On Wed, 28 Aug 2019, Pavel Machek wrote:
On Wed 2019-08-28 14:46:21, Borislav Petkov wrote:
On Wed, Aug 28, 2019 at 02:29:13PM +0200, Pavel Machek wrote:
This is not a way to have an inteligent conversation.
No, this *is* the way to keep the conversation sane, without veering off into some absurd claims.
So, to cut to the chase: you can simply add "rdrand=force" to your cmdline parameters and get back to using RDRAND.
And yet if you still feel this fix does not meet your expectations, you were told already to either produce patches or who to contact. I'm afraid complaining on this thread won't get you anywhere but that's your call.
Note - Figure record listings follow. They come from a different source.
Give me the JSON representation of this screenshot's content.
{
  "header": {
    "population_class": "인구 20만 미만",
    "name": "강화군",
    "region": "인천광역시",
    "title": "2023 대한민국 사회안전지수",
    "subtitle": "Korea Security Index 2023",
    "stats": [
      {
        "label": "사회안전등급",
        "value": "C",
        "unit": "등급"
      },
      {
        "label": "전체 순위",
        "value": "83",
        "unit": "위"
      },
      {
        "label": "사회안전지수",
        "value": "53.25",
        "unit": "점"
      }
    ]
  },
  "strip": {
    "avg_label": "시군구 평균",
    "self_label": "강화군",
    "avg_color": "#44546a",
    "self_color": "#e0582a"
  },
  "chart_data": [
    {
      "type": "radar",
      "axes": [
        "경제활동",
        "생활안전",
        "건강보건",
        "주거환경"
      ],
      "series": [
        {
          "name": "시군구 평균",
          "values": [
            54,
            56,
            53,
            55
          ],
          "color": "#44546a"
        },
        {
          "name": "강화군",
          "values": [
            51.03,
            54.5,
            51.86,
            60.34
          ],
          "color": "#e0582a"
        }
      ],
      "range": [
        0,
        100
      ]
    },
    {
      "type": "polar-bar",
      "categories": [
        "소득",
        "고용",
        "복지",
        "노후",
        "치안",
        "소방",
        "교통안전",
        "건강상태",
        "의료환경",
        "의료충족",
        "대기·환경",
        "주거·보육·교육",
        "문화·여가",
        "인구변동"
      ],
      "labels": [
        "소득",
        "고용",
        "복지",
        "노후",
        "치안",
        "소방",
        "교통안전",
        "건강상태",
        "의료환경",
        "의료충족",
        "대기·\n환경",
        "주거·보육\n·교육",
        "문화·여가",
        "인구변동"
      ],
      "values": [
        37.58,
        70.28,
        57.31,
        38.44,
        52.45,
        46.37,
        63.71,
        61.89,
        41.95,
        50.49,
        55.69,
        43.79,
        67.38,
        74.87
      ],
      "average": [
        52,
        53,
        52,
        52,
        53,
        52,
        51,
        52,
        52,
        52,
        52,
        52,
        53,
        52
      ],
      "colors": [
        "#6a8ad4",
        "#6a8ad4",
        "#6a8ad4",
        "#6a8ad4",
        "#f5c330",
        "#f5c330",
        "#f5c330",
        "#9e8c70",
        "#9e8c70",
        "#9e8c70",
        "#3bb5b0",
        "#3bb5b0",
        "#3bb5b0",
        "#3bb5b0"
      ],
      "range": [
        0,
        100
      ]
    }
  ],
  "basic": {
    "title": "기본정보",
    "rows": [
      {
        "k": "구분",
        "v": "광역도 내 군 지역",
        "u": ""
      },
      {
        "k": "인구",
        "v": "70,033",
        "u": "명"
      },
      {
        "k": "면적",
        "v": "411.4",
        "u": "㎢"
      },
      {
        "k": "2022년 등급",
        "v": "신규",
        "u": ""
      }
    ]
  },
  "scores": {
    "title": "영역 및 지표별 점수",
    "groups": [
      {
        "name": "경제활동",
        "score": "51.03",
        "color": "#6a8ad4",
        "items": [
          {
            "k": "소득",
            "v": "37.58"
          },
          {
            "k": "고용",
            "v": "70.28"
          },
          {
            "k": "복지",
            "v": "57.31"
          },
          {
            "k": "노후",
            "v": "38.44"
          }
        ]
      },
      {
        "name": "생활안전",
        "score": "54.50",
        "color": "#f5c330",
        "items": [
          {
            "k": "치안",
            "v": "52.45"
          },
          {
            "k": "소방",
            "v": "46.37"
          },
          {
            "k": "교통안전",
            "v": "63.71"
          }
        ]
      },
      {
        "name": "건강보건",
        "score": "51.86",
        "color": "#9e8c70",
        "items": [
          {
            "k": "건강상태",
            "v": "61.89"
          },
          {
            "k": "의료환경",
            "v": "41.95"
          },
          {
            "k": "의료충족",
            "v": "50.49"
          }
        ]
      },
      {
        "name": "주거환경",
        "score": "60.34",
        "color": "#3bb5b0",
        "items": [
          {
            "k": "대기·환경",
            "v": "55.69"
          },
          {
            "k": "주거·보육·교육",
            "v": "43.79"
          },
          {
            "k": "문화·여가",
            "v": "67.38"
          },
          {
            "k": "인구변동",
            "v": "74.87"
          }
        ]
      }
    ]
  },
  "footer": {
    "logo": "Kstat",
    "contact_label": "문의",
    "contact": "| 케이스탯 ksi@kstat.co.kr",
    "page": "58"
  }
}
No, this does not meet my expectations, it violates stable kernel rules, and will cause regression to some users, while better solution is known to be available.
Your unqualified ranting does not meet my expectation either and it violates any rule of common sense.
For the record:
Neither AMD nor we have any idea which particular machines have a fixed BIOS and which have not. There is no technical indicator either at boot time as the wreckage manifests itself only after resume.
So in the interest of users the only sensible decision is to disable RDRAND for this class of CPUs.
If you have a list of machines which have a fixed BIOS, then provide it in form of patches. If not then stop claiming that there is a better solution available.
Anyway, I'm done with that and further rants of yours go directly to /dev/null.